Raphael is the author of 23 other books, including two novels about survivors, Winter Eyes and The German Money, and three memoirs, Journeys & Arrivals, Writing a Jewish Life, and My Germany. Raphael's fiction has been widely anthologized in the U.S. and Britain, most recently in the anthology Promised Lands, which contains Lev's latest story featuring a child of survivors: "Money."
Along with hundreds of reviews in papers from The Washington Post to The Detroit Free Press, Raphael has published dozens of essays, articles, and stories in a wide range of Jewish publications: Midstream, Hadassah, Psychology and Judaism, The Forward, Reform Judaism, Reconstructionist, Agada, Commentary, The Baltimore Jewish Times, The Detroit Jewish News, Inside, The Jewish Exponent, Jewish Currents, Tikkun, Jerusalem Report, and Shmate.
Raphael has keynoted three international Holocaust conferences where he received standing ovations, as well as appearing at hundreds of invited lectures and readings in Israel, North America, and Europe at Jewish Book Fairs, Jewish Community Centers, synagogues and universities.
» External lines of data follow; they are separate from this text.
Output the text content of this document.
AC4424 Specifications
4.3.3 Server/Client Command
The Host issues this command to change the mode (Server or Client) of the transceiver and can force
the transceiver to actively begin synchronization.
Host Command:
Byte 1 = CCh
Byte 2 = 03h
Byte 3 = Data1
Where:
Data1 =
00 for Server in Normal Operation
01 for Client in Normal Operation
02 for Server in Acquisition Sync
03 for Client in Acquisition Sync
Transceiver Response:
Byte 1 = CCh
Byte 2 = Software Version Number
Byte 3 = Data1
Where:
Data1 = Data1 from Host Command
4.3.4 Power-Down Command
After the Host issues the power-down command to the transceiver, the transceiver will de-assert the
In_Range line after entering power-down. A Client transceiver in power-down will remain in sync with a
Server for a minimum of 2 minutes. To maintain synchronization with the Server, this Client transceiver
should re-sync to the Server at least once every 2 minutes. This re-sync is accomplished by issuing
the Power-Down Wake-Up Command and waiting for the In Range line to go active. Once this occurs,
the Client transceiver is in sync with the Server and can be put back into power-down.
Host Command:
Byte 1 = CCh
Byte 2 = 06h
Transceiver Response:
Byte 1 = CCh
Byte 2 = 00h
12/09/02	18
Featured in two documentaries, he has been a panelist at London's Jewish Film festival. His stories and essays are on university syllabi around the U.S. and in Canada; his fiction has been analyzed in books, scholarly journals and at scholarly conferences, including MLA.
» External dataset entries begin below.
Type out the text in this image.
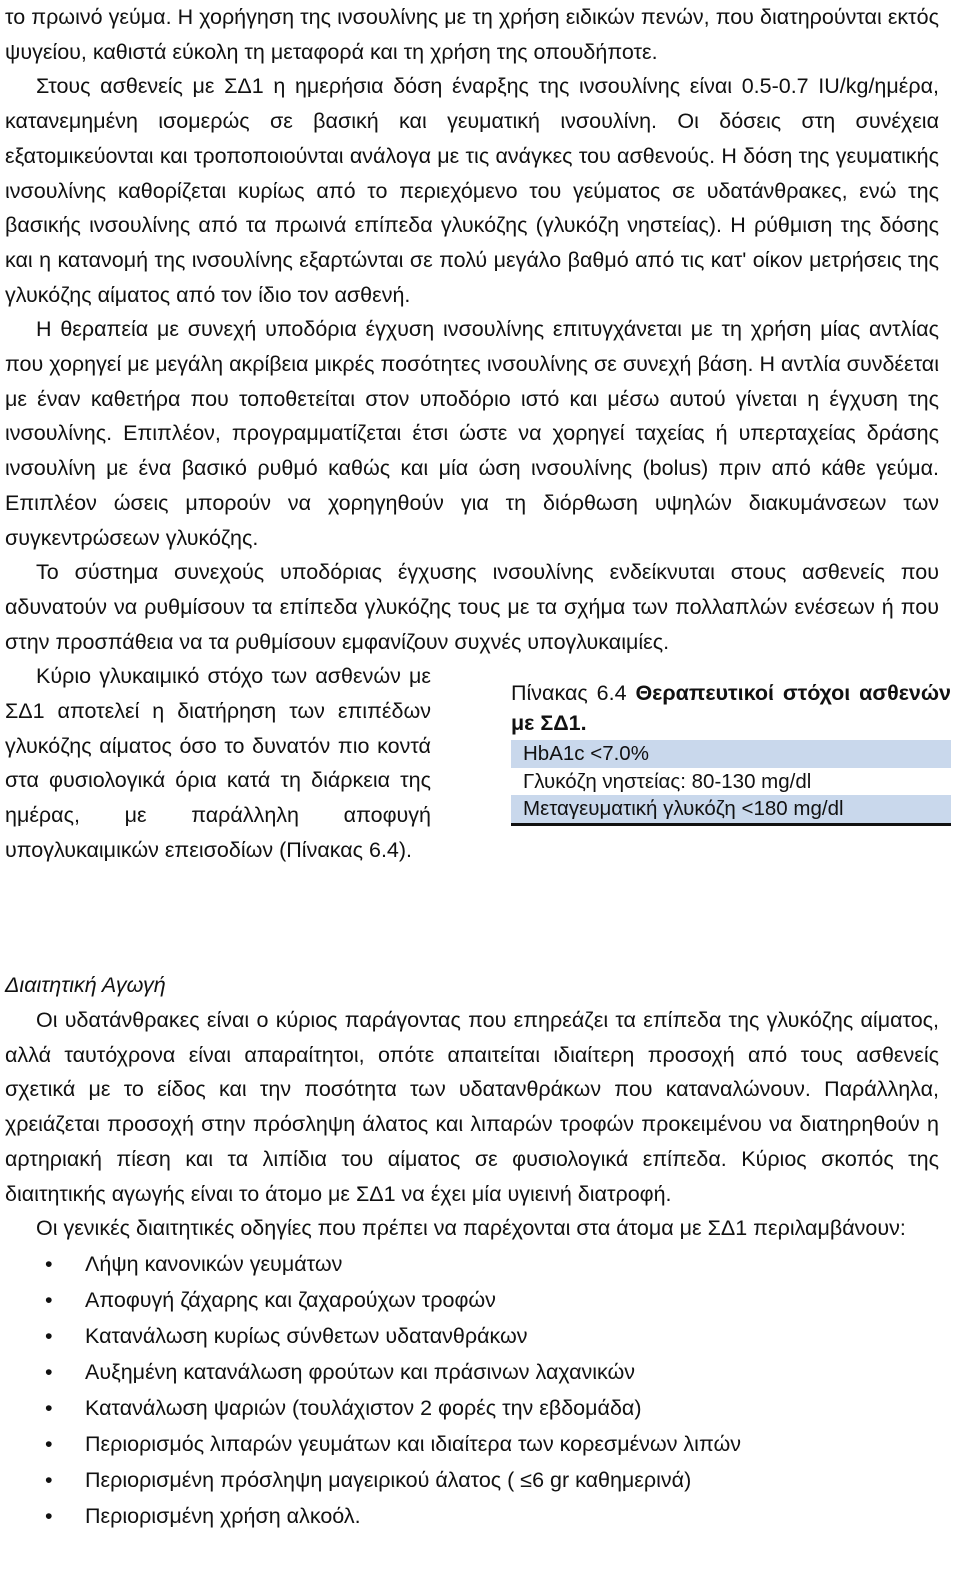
το πρωινό γεύμα. Η χορήγηση της ινσουλίνης με τη χρήση ειδικών πενών, που διατηρούνται εκτός ψυγείου, καθιστά εύκολη τη μεταφορά και τη χρήση της οπουδήποτε.

Στους ασθενείς με ΣΔ1 η ημερήσια δόση έναρξης της ινσουλίνης είναι 0.5-0.7 IU/kg/ημέρα, κατανεμημένη ισομερώς σε βασική και γευματική ινσουλίνη. Οι δόσεις στη συνέχεια εξατομικεύονται και τροποποιούνται ανάλογα με τις ανάγκες του ασθενούς. Η δόση της γευματικής ινσουλίνης καθορίζεται κυρίως από το περιεχόμενο του γεύματος σε υδατάνθρακες, ενώ της βασικής ινσουλίνης από τα πρωινά επίπεδα γλυκόζης (γλυκόζη νηστείας). Η ρύθμιση της δόσης και η κατανομή της ινσουλίνης εξαρτώνται σε πολύ μεγάλο βαθμό από τις κατ' οίκον μετρήσεις της γλυκόζης αίματος από τον ίδιο τον ασθενή.

Η θεραπεία με συνεχή υποδόρια έγχυση ινσουλίνης επιτυγχάνεται με τη χρήση μίας αντλίας που χορηγεί με μεγάλη ακρίβεια μικρές ποσότητες ινσουλίνης σε συνεχή βάση. Η αντλία συνδέεται με έναν καθετήρα που τοποθετείται στον υποδόριο ιστό και μέσω αυτού γίνεται η έγχυση της ινσουλίνης. Επιπλέον, προγραμματίζεται έτσι ώστε να χορηγεί ταχείας ή υπερταχείας δράσης ινσουλίνη με ένα βασικό ρυθμό καθώς και μία ώση ινσουλίνης (bolus) πριν από κάθε γεύμα. Επιπλέον ώσεις μπορούν να χορηγηθούν για τη διόρθωση υψηλών διακυμάνσεων των συγκεντρώσεων γλυκόζης.

Το σύστημα συνεχούς υποδόριας έγχυσης ινσουλίνης ενδείκνυται στους ασθενείς που αδυνατούν να ρυθμίσουν τα επίπεδα γλυκόζης τους με τα σχήμα των πολλαπλών ενέσεων ή που στην προσπάθεια να τα ρυθμίσουν εμφανίζουν συχνές υπογλυκαιμίες.

Κύριο γλυκαιμικό στόχο των ασθενών με ΣΔ1 αποτελεί η διατήρηση των επιπέδων γλυκόζης αίματος όσο το δυνατόν πιο κοντά στα φυσιολογικά όρια κατά τη διάρκεια της ημέρας, με παράλληλη αποφυγή υπογλυκαιμικών επεισοδίων (Πίνακας 6.4).

Πίνακας 6.4 Θεραπευτικοί στόχοι ασθενών με ΣΔ1.
HbA1c <7.0%
Γλυκόζη νηστείας: 80-130 mg/dl
Μεταγευματική γλυκόζη <180 mg/dl

Διαιτητική Αγωγή

Οι υδατάνθρακες είναι ο κύριος παράγοντας που επηρεάζει τα επίπεδα της γλυκόζης αίματος, αλλά ταυτόχρονα είναι απαραίτητοι, οπότε απαιτείται ιδιαίτερη προσοχή από τους ασθενείς σχετικά με το είδος και την ποσότητα των υδατανθράκων που καταναλώνουν. Παράλληλα, χρειάζεται προσοχή στην πρόσληψη άλατος και λιπαρών τροφών προκειμένου να διατηρηθούν η αρτηριακή πίεση και τα λιπίδια του αίματος σε φυσιολογικά επίπεδα. Κύριος σκοπός της διαιτητικής αγωγής είναι το άτομο με ΣΔ1 να έχει μία υγιεινή διατροφή.

Οι γενικές διαιτητικές οδηγίες που πρέπει να παρέχονται στα άτομα με ΣΔ1 περιλαμβάνουν:

• Λήψη κανονικών γευμάτων
• Αποφυγή ζάχαρης και ζαχαρούχων τροφών
• Κατανάλωση κυρίως σύνθετων υδατανθράκων
• Αυξημένη κατανάλωση φρούτων και πράσινων λαχανικών
• Κατανάλωση ψαριών (τουλάχιστον 2 φορές την εβδομάδα)
• Περιορισμός λιπαρών γευμάτων και ιδιαίτερα των κορεσμένων λιπών
• Περιορισμένη πρόσληψη μαγειρικού άλατος ( ≤6 gr καθημερινά)
• Περιορισμένη χρήση αλκοόλ.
Born and raised in New York City, he received his MFA in Creative Writing and English at the University of Massachusetts at Amherst where he won the Harvey Swados Fiction Prize, awarded by renowned editor Martha Foley for a Holocaust-themed story later published in Redbook. Winner of the Reed Smith Fiction Prize and International Quarterly's Prize for Innovative Prose (judged by D. M. Thomas), Raphael holds a Ph.D. in American Studies from Michigan State University. Raphael taught at the university level in New York, Massachusetts and Michigan for 13 years and the first course he designed was a multi-disciplinary study of the Holocaust. He left teaching in 1988 to write and review full-time. He is currently a guest assistant professor at Michigan State University where he teaches creative writing, popular literature, and Jewish-American literature.